Anke Domscheit-Berg: Das Geld darf vor allem nicht heute in Technologien investiert werden, die jetzt schon veraltet sind und in wenigen Jahren massive Neuinvestitionen in eine echte Zukunftsinfrastruktur nach sich ziehen. Vectoring ist die Braunkohle der Kommunikationstechnologie, dafür sollte man keine Milliarden Steuergelder verbrennen. Ohne Zweifel ist nur ein ausschließlicher Glasfaserausbau eine kluge Strategie auf dem Weg zur Gigabit-Nation, da nur Glasfaser auch Gigabit-Geschwindigkeiten liefern kann. Schweden, in Europa das erfolgreichste Land beim Ausbau von Glasfasernetzen, hat viel weniger staatliche Fördergelder investiert und hat es trotzdem geschafft.
der gemeinderat: Sie treten mit einem neuen Unternehmen an, den Glasfaserausbau in Deutschland voranzutreiben …

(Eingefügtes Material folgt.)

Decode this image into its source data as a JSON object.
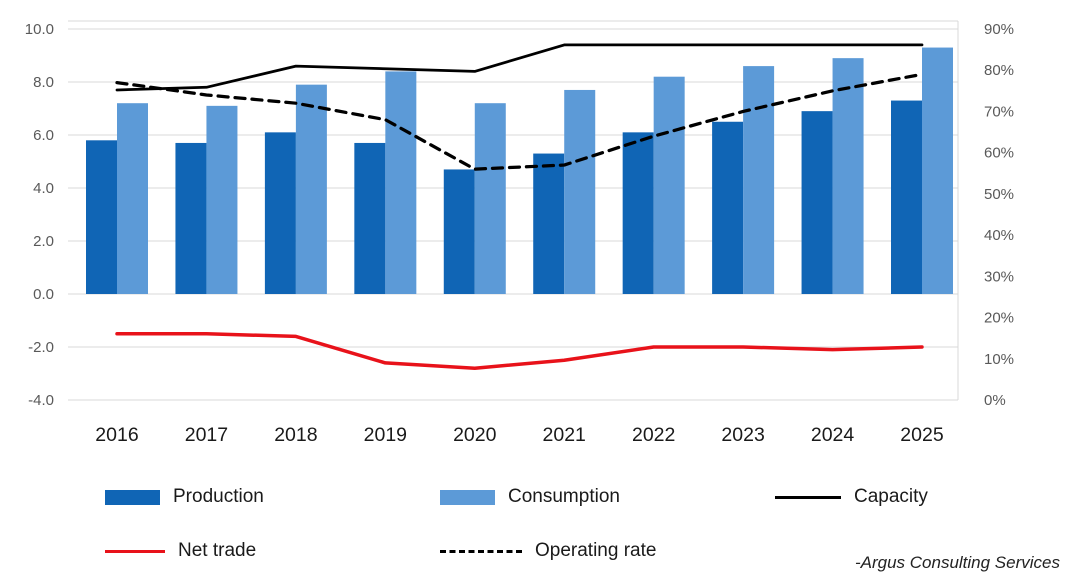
{
  "chart_data": {
    "type": "combo",
    "categories": [
      "2016",
      "2017",
      "2018",
      "2019",
      "2020",
      "2021",
      "2022",
      "2023",
      "2024",
      "2025"
    ],
    "series": [
      {
        "name": "Production",
        "type": "bar",
        "axis": "left",
        "color": "#1065b5",
        "values": [
          5.8,
          5.7,
          6.1,
          5.7,
          4.7,
          5.3,
          6.1,
          6.5,
          6.9,
          7.3
        ]
      },
      {
        "name": "Consumption",
        "type": "bar",
        "axis": "left",
        "color": "#5c9ad7",
        "values": [
          7.2,
          7.1,
          7.9,
          8.4,
          7.2,
          7.7,
          8.2,
          8.6,
          8.9,
          9.3
        ]
      },
      {
        "name": "Capacity",
        "type": "line",
        "line_style": "solid",
        "axis": "left",
        "color": "#000000",
        "values": [
          7.7,
          7.8,
          8.6,
          8.5,
          8.4,
          9.4,
          9.4,
          9.4,
          9.4,
          9.4
        ]
      },
      {
        "name": "Net trade",
        "type": "line",
        "line_style": "solid",
        "axis": "left",
        "color": "#e8121a",
        "values": [
          -1.5,
          -1.5,
          -1.6,
          -2.6,
          -2.8,
          -2.5,
          -2.0,
          -2.0,
          -2.1,
          -2.0
        ]
      },
      {
        "name": "Operating rate",
        "type": "line",
        "line_style": "dashed",
        "axis": "right",
        "color": "#000000",
        "unit": "%",
        "values": [
          77,
          74,
          72,
          68,
          56,
          57,
          64,
          70,
          75,
          79
        ]
      }
    ],
    "left_axis": {
      "ticks": [
        "10.0",
        "8.0",
        "6.0",
        "4.0",
        "2.0",
        "0.0",
        "-2.0",
        "-4.0"
      ],
      "min": -4,
      "max": 10,
      "step": 2
    },
    "right_axis": {
      "ticks": [
        "90%",
        "80%",
        "70%",
        "60%",
        "50%",
        "40%",
        "30%",
        "20%",
        "10%",
        "0%"
      ],
      "min": 0,
      "max": 90,
      "step": 10
    },
    "grid": true,
    "legend_position": "bottom",
    "colors": {
      "gridline": "#d9d9d9",
      "axis_tick_text": "#595959",
      "category_text": "#1a1a1a"
    }
  },
  "attribution": "-Argus Consulting Services"
}
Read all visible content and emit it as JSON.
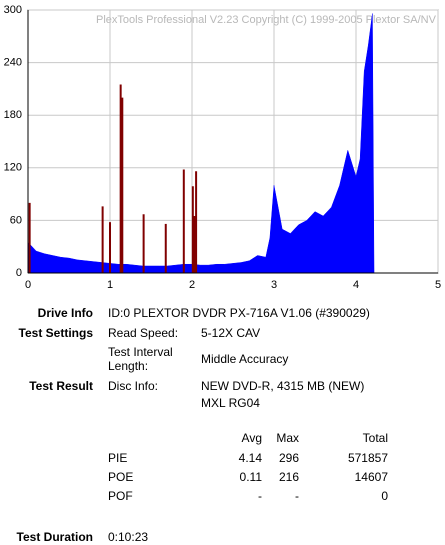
{
  "chart_data": {
    "type": "area",
    "title": "PlexTools Professional V2.23 Copyright (C) 1999-2005 Plextor SA/NV",
    "xlim": [
      0,
      5
    ],
    "xticks": [
      0,
      1,
      2,
      3,
      4,
      5
    ],
    "ylim": [
      0,
      300
    ],
    "yticks": [
      0,
      60,
      120,
      180,
      240,
      300
    ],
    "grid": true,
    "series": [
      {
        "color": "#0000ff",
        "kind": "area",
        "x": [
          0,
          0.1,
          0.2,
          0.3,
          0.4,
          0.5,
          0.6,
          0.7,
          0.8,
          0.9,
          1.0,
          1.1,
          1.2,
          1.3,
          1.4,
          1.5,
          1.6,
          1.7,
          1.8,
          1.9,
          2.0,
          2.1,
          2.2,
          2.3,
          2.4,
          2.5,
          2.6,
          2.7,
          2.8,
          2.9,
          2.95,
          3.0,
          3.1,
          3.2,
          3.3,
          3.4,
          3.5,
          3.6,
          3.7,
          3.8,
          3.9,
          4.0,
          4.05,
          4.1,
          4.15,
          4.2,
          4.22
        ],
        "values": [
          35,
          25,
          22,
          20,
          18,
          17,
          15,
          14,
          13,
          12,
          11,
          10,
          10,
          9,
          8,
          8,
          8,
          8,
          9,
          10,
          10,
          9,
          9,
          10,
          10,
          11,
          12,
          14,
          20,
          18,
          40,
          100,
          50,
          45,
          55,
          60,
          70,
          65,
          75,
          100,
          140,
          110,
          130,
          230,
          260,
          296,
          0
        ]
      },
      {
        "color": "#800000",
        "kind": "spike",
        "x": [
          0.02,
          0.91,
          1.0,
          1.13,
          1.15,
          1.41,
          1.68,
          1.9,
          2.01,
          2.03,
          2.05
        ],
        "values": [
          80,
          76,
          58,
          215,
          200,
          67,
          56,
          118,
          99,
          65,
          116
        ]
      }
    ]
  },
  "report": {
    "drive_info": {
      "label": "Drive Info",
      "value": "ID:0 PLEXTOR DVDR PX-716A V1.06 (#390029)"
    },
    "test_settings": {
      "label": "Test Settings",
      "items": [
        {
          "name": "Read Speed:",
          "value": "5-12X CAV"
        },
        {
          "name": "Test Interval Length:",
          "value": "Middle Accuracy"
        }
      ]
    },
    "test_result": {
      "label": "Test Result",
      "disc_info_label": "Disc Info:",
      "disc_info": [
        "NEW DVD-R, 4315 MB (NEW)",
        "MXL RG04"
      ]
    },
    "stats": {
      "columns": [
        "Avg",
        "Max",
        "Total"
      ],
      "rows": [
        [
          "PIE",
          4.14,
          296,
          571857
        ],
        [
          "POE",
          0.11,
          216,
          14607
        ],
        [
          "POF",
          "-",
          "-",
          0
        ]
      ]
    },
    "test_duration": {
      "label": "Test Duration",
      "value": "0:10:23"
    }
  }
}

Daniel Domscheit-Berg: Wir wollen das schwedische Erfolgsmodell nach Deutschland importieren. In Schweden sind heute etwa zwei Drittel aller Kommunen Eigentümer ihrer eigenen Glasfasernetze, und da wollen wir auch hin. Die Grundlage dafür ist eine Aufteilung der Wertschöpfungskette, damit endlich auch in der Kommunikationsinfrastruktur Netze und Diensteanbieter voneinander getrennt werden. Die Trennung der einzelnen Schichten voneinander verhindert auch Interessenskonflikte.
der gemeinderat: Wie sieht Ihr Modell aus?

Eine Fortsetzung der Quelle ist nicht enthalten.